Seyyid Kutup'un yaşadığı toplumun, bazı sıkıntıları bünyesinde barındırması onu olaylara dikkatle bakmaya ve gözlemlemeye sevk etmiştir. O her ne kadar Batı düşüncesini fazla sorgulamadan içselleştirse de sağlam bir geleneği barındırdığı kökleri onu daha sonraki yıllarda, olaylara İslami açıdan bakmaya sevk etmiştir. Zihinsel dönüşümünde ailesinin verdiği dini eğitim kadar Batı Medeniyetinin Arap dünyası üzerindeki çıkarcı emelleri, onun Batı Medeniyetine olan hayranlığını söndürmüştür. Müfettişlik görevi yaptığı bu yıllarda sosyal ve politik konulara biraz daha eğilmeye ve ülke rejimine yönelik eleştirilerin daha da sertleştirmeye başlamıştır. Çeşitli dergilerde Batı yanlısı rejimi sert bir şekilde eleştirmesi üzerine hükümet yetkilileri Kutup'un Amerika'ya gönderilmesine oradaki yaşam tarzından olumlu şekilde etkileneceğine düşünmüştür (Altun, 2013:36-40).
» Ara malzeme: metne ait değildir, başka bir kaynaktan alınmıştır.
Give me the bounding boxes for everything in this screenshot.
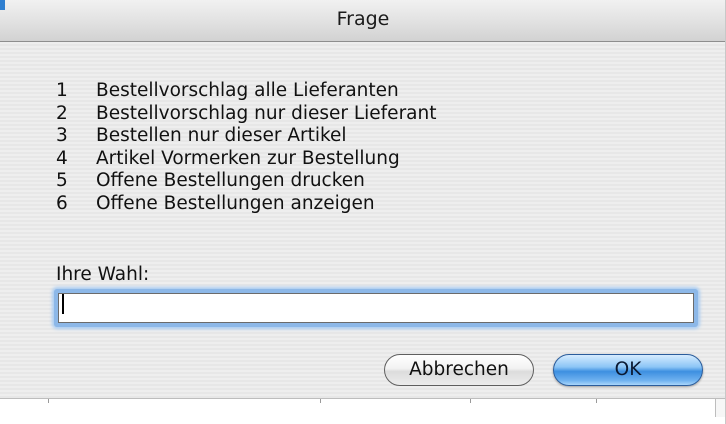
ok-button[interactable]: OK (553, 354, 703, 386)
list-item: 6 Offene Bestellungen anzeigen (56, 193, 437, 216)
dialog-window: Frage 1 Bestellvorschlag alle Lieferanten… (0, 0, 726, 424)
dialog-title: Frage (336, 8, 390, 30)
list-item: 4 Artikel Vormerken zur Bestellung (56, 148, 437, 171)
option-label: Bestellvorschlag alle Lieferanten (96, 80, 399, 101)
choice-prompt-label: Ihre Wahl: (56, 264, 150, 285)
option-number: 1 (56, 80, 68, 101)
edge-tick (48, 399, 49, 403)
option-list: 1 Bestellvorschlag alle Lieferanten 2 Best… (56, 80, 437, 215)
option-number: 3 (56, 125, 68, 146)
option-number: 2 (56, 102, 68, 124)
edge-tick (596, 399, 597, 403)
option-label: Bestellen nur dieser Artikel (96, 125, 347, 146)
bottom-edge (0, 398, 725, 424)
text-caret (62, 294, 64, 314)
list-item: 1 Bestellvorschlag alle Lieferanten (56, 80, 437, 103)
list-item: 3 Bestellen nur dieser Artikel (56, 125, 437, 148)
choice-input-focus-ring (54, 289, 698, 327)
title-bar[interactable]: Frage (0, 0, 725, 42)
list-item: 5 Offene Bestellungen drucken (56, 170, 437, 193)
option-number: 4 (56, 147, 68, 169)
edge-tick (320, 399, 321, 403)
dialog-content: 1 Bestellvorschlag alle Lieferanten 2 Best… (0, 42, 725, 398)
option-label: Offene Bestellungen drucken (96, 170, 365, 191)
choice-input[interactable] (58, 293, 694, 323)
option-label: Bestellvorschlag nur dieser Lieferant (96, 102, 437, 124)
option-label: Offene Bestellungen anzeigen (96, 192, 375, 214)
list-item: 2 Bestellvorschlag nur dieser Lieferant (56, 103, 437, 126)
resize-grip[interactable] (715, 399, 725, 417)
edge-tick (470, 399, 471, 403)
option-label: Artikel Vormerken zur Bestellung (96, 147, 400, 169)
cancel-button[interactable]: Abbrechen (384, 354, 534, 386)
option-number: 5 (56, 170, 68, 191)
option-number: 6 (56, 192, 68, 214)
Kutup, Amerikan toplumunda çoğunluğu olumsuz olan birçok özelliğini tasvir ederek İnsani Değerler Açısından Gördüğüm Amerika adlı çalışmasını ortaya koymuştur. Bu seyahatinde yaptığı gözlemlerle Amerika'yı dünyanın geri kalanı için somut tehdit

olarak görmüştür. Amerikan toplumunun karışık yapısından esinlenerek yaptığı bir diğer çalışması da İslam'da Sosyal Adalet olmuştur (Altun, 2013:53-56). Kutup'un Amerika'ya gitmeden önce İslami fundemantalizmi tamamen benimsediği görüşü hâkimdir. Arkadaşlarına yazdığı mektuplarda, Amerikan yaşam tarzını, kiliselerde düzenlenen danslardan kestirdiği saç şekillerine kadar her yönünü eleştirmesi ve Mısır'ı etkisi altına alan Batı kültürünü kötülemesi onun önceden bir İslamcı olduğunun göstergesidir (Çağlayan, 2011:217).

. En önemli çalışmalarından olan Fi Zılal-il Kuran ve Yoldaki İşaretler'i 1955-1965 yıllarını kapsayan hapishanede geçirdiği dönemde kaleme almıştır (Altun, 2013:80-82).